In a broad agency announcement dated Aug. 2, the DHS Science and Technology Directorate says it has $8 million to award for proof of concepts for an effort it dubbed DHS Next Generation Tactical Wireless Broadband.

The idea is to introduce a subscription model in order to reduce the network ownership and operating costs by distributing ownership expenses across a wider base than just public safety, the announcement states.

In order for that to be effective, however, DHS says the solution manufacturers will have to demonstrate that capabilities performed today over public safety land mobile networks can work with the same degree of low latency and high availability that can be done using commercial infrastructure.

The solution will also need to include the ability for network managers to manage radios and radio groups over the air and for the devices to seamlessly roam from one network to another.

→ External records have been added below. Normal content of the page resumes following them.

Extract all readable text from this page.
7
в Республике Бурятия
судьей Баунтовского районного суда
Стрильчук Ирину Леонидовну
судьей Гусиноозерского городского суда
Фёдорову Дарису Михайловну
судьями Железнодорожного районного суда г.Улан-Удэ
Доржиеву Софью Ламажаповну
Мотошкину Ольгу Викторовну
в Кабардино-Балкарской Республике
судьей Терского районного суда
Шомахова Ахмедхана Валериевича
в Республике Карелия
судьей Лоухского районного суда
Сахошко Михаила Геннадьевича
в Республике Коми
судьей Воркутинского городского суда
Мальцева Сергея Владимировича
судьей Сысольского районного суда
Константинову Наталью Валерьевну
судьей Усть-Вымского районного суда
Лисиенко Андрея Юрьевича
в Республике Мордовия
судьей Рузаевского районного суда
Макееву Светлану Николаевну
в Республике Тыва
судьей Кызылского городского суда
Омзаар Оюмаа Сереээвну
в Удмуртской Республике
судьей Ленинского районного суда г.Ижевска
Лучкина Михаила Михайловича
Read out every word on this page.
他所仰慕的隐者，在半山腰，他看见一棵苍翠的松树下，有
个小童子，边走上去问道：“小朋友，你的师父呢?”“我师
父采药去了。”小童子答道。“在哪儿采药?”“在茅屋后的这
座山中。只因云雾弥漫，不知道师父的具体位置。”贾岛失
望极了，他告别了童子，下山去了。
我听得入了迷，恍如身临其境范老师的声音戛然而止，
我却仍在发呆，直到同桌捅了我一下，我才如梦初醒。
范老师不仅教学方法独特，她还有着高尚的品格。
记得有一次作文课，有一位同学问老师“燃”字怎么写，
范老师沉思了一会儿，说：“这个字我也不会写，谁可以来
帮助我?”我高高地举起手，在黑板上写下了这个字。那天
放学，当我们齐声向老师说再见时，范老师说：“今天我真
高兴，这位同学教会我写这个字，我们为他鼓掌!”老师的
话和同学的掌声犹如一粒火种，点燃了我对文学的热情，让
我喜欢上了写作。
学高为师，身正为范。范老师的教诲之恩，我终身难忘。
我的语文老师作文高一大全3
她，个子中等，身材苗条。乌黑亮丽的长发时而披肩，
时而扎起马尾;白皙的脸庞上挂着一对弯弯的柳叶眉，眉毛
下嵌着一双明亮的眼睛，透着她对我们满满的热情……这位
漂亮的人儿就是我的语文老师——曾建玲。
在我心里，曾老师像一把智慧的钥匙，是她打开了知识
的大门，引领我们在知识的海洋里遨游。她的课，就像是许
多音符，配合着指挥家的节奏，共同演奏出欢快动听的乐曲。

A subscription model has the potential to be a "game changing approach," the announcement says, noting that the traditional model of owning the network infrastructure for public safety networks is expensive.

However, whether public safety can be convinced that commercial networks are robust enough for their needs is a different matter. Public safety last year defeated a Federal Communications Commission proposal to auction off a 10-megahertz portion of spectrum known as the D block to the private sector on the condition that public safety have priority access to the spectrum.

Public safety advocates said that private sector companies are unlikely to build a network to the level of robustness needed to guarantee public safety access in the event of a disaster nor prioritize infrastructure repair in remote areas where nonetheless public safety may need connectivity.